When asked for her ultimate goal in bioinformatics, Anna-Lena uses a metaphor: “With regard to the work I just mentioned, my vision is a workflow exploration interface that is as easy to use and as reliable as route planning with Google Maps or similar. Instead of entering start, destination and wanted means of transportation, users would enter the data they have, the kind of results they want, and possibly additional constraints for the workflow. The ‘route planner’ would then show different possible workflows, along with information that helps to compare the different options, so that the user can select the one(s) they want to execute.”

Generally, I think that scientific quality and correctness of research software is an issue that needs to receive more attention in the future.  This is a complex problem. At the moment we do not even have a clear definition of ‘correctness’ in this context. This is one of the challenges that I want to work on in the next years. Obviously these goals are not only relevant for bioinformatics, but again I think that this domain has the greatest potential to pioneer the developments.”

Cooperating community

Within the UBC Anna-Lena also meets interesting colleagues: “Several people work with workflows, and some joined our recent Lorentz Center workshop on automated workflow composition. From that we have a good basis for future cooperation and new application case studies. Another area of cooperation is in teaching. I teach the Programming in Python course that is taken by many life science students. The course was initiated by UBC members in 2018 and coincidentally my department had started a Computational Thinking course with almost identical learning goals. Since 2019 I do teach both courses together under the name Computational Thinking and Programming in Python.  Within the UBC we frequently discuss experiences and share material with each other.”
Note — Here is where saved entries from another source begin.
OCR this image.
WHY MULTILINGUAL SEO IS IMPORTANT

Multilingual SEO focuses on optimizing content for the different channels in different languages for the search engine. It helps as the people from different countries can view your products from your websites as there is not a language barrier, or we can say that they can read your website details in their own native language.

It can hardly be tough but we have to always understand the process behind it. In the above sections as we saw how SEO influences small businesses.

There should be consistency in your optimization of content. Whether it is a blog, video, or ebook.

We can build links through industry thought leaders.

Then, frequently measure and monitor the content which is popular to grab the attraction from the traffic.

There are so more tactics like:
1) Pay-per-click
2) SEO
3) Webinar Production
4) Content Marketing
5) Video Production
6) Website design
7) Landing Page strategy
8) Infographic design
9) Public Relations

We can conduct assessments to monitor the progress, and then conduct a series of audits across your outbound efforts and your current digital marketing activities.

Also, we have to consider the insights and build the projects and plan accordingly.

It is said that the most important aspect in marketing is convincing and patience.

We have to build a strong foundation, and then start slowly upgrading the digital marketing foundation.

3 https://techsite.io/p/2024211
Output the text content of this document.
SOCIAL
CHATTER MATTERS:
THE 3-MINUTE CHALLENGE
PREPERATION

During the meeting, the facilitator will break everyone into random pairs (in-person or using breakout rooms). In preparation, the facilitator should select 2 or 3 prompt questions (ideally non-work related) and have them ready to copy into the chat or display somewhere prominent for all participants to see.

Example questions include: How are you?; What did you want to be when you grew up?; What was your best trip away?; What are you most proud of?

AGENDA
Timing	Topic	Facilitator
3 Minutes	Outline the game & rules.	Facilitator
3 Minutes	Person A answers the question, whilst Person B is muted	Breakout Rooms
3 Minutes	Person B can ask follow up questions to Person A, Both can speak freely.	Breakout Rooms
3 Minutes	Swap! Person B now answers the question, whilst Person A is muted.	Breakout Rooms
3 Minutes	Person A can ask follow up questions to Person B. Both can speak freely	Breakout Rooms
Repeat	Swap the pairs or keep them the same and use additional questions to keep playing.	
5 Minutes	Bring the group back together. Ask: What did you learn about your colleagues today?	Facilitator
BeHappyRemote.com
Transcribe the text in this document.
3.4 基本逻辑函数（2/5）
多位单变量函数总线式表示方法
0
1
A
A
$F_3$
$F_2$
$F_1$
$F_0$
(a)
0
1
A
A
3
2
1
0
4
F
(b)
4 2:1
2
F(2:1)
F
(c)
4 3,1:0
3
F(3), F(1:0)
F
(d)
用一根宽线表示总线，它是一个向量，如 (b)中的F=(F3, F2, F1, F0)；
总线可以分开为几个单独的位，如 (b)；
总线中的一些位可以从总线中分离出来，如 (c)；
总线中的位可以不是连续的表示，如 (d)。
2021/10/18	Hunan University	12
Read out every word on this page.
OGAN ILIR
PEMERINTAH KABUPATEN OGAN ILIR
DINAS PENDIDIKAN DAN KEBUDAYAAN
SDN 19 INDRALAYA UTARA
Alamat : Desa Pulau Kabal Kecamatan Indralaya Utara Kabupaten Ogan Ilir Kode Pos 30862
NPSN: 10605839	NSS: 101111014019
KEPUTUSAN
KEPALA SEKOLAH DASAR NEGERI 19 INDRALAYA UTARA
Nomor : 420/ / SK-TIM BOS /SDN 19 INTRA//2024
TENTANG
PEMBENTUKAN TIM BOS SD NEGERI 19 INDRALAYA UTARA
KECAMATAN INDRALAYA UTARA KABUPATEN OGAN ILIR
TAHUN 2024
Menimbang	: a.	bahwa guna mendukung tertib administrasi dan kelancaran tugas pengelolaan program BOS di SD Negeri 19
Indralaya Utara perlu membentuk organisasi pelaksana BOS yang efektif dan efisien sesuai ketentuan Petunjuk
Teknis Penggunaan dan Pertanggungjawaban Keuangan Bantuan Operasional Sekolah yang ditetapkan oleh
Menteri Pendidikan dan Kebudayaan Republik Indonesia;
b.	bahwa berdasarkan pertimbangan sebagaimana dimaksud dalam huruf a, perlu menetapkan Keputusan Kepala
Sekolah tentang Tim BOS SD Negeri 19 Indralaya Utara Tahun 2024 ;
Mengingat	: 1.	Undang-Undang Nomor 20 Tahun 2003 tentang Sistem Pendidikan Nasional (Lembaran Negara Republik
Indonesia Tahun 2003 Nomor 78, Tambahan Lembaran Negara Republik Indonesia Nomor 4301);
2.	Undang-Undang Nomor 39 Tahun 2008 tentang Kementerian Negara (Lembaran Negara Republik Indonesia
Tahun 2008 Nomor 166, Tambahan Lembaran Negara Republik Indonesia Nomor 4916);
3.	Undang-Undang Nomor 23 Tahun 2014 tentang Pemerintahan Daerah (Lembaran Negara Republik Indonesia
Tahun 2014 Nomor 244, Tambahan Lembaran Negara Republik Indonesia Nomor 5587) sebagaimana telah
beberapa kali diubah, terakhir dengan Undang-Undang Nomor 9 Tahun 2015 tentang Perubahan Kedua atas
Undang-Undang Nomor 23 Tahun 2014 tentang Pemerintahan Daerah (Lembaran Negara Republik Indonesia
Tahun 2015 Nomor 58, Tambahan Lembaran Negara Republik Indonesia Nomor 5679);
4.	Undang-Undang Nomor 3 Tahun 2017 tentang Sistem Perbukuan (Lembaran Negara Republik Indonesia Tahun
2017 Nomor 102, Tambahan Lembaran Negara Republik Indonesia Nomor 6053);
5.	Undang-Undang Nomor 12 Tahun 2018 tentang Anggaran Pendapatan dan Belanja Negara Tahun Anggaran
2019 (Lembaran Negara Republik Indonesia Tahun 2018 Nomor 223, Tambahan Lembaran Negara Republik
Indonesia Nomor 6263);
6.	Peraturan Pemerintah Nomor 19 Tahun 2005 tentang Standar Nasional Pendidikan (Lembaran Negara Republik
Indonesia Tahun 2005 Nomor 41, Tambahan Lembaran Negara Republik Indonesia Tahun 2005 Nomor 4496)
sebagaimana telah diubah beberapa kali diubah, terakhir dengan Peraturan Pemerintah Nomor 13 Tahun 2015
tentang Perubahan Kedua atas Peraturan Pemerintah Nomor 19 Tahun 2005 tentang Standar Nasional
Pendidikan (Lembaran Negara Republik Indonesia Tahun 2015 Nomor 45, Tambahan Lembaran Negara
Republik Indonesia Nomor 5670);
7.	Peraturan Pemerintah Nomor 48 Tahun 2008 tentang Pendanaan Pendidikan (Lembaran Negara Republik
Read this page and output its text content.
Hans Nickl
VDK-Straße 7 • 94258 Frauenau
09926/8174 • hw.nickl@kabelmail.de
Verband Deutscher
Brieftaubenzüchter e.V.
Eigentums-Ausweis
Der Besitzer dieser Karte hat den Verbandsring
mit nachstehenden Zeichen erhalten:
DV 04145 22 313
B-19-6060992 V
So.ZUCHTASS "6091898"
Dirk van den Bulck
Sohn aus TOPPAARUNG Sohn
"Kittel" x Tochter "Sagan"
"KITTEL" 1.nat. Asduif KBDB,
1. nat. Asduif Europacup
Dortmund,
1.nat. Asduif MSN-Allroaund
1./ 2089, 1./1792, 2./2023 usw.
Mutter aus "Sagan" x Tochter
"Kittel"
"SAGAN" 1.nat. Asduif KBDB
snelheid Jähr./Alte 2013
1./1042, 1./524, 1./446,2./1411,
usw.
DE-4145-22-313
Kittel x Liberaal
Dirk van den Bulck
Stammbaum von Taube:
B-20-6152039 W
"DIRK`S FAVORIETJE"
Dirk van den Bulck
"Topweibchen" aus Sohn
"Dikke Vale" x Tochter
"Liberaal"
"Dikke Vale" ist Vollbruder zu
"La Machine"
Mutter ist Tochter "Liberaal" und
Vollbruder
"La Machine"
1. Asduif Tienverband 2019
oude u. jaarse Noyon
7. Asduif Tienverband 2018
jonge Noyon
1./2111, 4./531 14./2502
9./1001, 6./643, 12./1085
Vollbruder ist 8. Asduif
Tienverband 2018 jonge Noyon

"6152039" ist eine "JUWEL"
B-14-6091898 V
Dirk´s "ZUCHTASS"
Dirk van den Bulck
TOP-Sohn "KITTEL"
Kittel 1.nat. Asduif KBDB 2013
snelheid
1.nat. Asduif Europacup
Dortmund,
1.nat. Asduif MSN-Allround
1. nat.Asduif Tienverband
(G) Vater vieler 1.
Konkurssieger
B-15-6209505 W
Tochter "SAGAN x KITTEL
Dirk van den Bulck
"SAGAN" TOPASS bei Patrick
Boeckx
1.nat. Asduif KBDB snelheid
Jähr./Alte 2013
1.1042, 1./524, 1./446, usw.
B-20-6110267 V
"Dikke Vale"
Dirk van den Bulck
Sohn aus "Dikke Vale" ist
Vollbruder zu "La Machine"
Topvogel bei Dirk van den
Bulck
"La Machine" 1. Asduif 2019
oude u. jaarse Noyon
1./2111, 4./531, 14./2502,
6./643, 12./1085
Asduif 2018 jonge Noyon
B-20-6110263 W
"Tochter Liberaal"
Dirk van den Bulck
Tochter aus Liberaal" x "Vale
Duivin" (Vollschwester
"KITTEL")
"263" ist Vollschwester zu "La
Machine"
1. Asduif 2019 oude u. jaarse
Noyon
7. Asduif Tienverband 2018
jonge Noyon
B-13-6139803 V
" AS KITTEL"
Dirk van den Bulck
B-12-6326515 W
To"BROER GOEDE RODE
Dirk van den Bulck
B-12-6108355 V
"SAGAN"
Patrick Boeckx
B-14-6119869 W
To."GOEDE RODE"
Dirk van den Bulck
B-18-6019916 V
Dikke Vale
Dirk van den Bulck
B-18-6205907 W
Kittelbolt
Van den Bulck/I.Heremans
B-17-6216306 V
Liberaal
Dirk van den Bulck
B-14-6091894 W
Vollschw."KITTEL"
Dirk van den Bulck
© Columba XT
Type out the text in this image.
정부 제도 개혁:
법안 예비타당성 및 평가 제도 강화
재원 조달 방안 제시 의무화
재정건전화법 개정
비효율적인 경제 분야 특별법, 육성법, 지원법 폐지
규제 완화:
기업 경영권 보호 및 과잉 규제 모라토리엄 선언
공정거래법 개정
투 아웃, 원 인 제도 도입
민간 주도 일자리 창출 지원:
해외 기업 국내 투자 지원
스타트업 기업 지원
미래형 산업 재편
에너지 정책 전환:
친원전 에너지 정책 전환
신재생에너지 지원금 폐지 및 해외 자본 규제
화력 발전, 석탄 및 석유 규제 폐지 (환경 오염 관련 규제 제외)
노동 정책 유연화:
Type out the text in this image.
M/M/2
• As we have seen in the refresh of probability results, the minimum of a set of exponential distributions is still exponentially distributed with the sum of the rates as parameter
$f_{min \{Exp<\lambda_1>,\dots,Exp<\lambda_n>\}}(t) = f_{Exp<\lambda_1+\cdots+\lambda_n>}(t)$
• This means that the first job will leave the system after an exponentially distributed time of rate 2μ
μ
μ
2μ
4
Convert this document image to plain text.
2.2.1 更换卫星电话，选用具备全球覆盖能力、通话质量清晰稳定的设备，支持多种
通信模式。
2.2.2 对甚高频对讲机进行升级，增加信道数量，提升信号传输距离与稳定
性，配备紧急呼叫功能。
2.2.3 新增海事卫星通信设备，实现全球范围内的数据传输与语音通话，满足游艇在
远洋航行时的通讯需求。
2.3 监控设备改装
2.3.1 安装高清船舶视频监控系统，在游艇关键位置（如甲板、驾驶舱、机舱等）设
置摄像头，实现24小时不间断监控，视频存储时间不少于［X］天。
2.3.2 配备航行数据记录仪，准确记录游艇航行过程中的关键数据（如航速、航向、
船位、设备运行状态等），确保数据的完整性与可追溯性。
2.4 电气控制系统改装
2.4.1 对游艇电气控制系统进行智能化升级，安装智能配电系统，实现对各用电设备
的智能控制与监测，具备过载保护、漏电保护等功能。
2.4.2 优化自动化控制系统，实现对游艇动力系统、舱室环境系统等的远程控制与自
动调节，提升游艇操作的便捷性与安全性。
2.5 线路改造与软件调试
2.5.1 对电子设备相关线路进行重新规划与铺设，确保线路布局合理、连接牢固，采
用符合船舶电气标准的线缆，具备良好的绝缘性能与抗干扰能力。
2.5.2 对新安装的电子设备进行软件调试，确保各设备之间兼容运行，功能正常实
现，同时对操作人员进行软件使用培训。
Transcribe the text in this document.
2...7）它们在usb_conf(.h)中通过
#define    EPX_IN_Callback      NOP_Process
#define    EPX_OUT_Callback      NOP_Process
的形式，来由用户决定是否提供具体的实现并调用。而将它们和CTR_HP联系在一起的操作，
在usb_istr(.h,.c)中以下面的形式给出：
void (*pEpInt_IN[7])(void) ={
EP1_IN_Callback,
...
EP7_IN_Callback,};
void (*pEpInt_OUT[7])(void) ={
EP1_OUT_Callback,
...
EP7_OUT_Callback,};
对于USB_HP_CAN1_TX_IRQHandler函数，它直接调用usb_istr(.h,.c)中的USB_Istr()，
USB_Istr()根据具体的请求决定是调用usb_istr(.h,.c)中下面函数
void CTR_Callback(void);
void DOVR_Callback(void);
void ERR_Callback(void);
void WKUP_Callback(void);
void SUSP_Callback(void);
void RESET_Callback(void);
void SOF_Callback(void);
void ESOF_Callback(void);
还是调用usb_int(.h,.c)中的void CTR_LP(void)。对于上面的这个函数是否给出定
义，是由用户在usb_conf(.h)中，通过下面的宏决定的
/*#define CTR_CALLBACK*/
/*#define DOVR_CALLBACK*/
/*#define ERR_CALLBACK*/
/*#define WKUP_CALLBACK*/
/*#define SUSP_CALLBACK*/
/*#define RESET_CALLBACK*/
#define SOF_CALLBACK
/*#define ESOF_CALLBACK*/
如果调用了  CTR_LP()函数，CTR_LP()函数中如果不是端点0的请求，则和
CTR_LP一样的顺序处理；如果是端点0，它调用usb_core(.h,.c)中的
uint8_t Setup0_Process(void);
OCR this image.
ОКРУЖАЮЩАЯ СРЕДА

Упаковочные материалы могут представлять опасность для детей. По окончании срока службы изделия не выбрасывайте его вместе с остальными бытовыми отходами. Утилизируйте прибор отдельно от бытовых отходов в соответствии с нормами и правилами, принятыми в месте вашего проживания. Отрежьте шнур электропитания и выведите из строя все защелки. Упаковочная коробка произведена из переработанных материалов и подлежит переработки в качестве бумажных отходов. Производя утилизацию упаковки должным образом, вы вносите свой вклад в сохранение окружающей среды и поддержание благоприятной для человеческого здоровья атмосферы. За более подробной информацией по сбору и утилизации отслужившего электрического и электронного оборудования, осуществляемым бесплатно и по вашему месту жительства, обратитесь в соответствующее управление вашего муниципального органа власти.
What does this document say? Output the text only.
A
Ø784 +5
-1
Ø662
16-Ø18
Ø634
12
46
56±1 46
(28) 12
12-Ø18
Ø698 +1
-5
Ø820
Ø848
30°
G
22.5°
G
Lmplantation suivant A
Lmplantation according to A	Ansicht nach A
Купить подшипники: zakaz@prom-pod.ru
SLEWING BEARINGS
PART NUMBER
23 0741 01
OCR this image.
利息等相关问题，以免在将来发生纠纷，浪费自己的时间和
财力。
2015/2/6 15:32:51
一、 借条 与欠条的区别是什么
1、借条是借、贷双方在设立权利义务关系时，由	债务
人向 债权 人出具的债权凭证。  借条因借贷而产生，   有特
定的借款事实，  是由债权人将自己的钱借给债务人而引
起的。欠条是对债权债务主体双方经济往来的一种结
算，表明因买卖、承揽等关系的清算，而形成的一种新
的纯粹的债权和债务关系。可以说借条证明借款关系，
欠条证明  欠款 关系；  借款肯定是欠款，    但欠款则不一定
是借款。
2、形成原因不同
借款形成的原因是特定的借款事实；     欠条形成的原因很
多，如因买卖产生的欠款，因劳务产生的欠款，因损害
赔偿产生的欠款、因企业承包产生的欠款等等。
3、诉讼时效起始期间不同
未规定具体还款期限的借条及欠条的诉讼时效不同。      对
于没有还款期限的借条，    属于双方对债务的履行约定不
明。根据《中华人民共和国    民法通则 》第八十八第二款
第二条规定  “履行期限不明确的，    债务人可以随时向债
Seminars, symposia and sharing coffee

“For my work it is essential to observe how researchers work with software, especially how they use workflows, and what current trends and problems are. The UBC community has a lot to offer here. I learn about that from talks at the UBC seminar and the symposium, but also and maybe even more from talking to people during poster sessions and coffee breaks. The younger members of my group do not have a background in bioinformatics, so for them it is also a great opportunity to learn about the field and to practice effective communication with people from other domains.”

FAIR software

“We design our technologies to be domain-independent, so they are in principle applicable to all computational science disciplines, which are almost all nowadays. Next to bioinformatics we have some really interesting applications in the geosciences. For example, with the Department of Human Geography and Spatial Planning, we work on automated workflow composition for question-based analysis of geographic information. Another relevant research topic to name here is probably the work on FAIR software that I have been involved in for a while now. Last year we published the first comprehensive paper on FAIR principles for research software, which has received a lot of attention and is one of the foundations of the eScience Center’s Five Recommendations for FAIR Software. These principles are again relevant to all scientific areas that rely on research software.”

Credit for your software

Since Anna-Lena works together with a lot of different people, she probably has some suggestions for those who are new in her field of expertise. Here’s her advice: “Bioinformaticians: Please make software not only to get results for a paper, but care about good software.  Acquire decent RSE skills, follow best practices, and make your software open and FAIR. It will help other people to reuse and credit your software development efforts. When you register your tool in a registry like bio.tools, along with rich metadata, we can furthermore include it in our workflow exploration engine, so that it can become part of automatically created workflows.”

“Software technologists in RSE should of course follow the same best practices.  RSE researchers aim to understand the problems and needs more broadly, so they hould not limit themselves to applying current technology, but think forward and develop new software technology for the future.”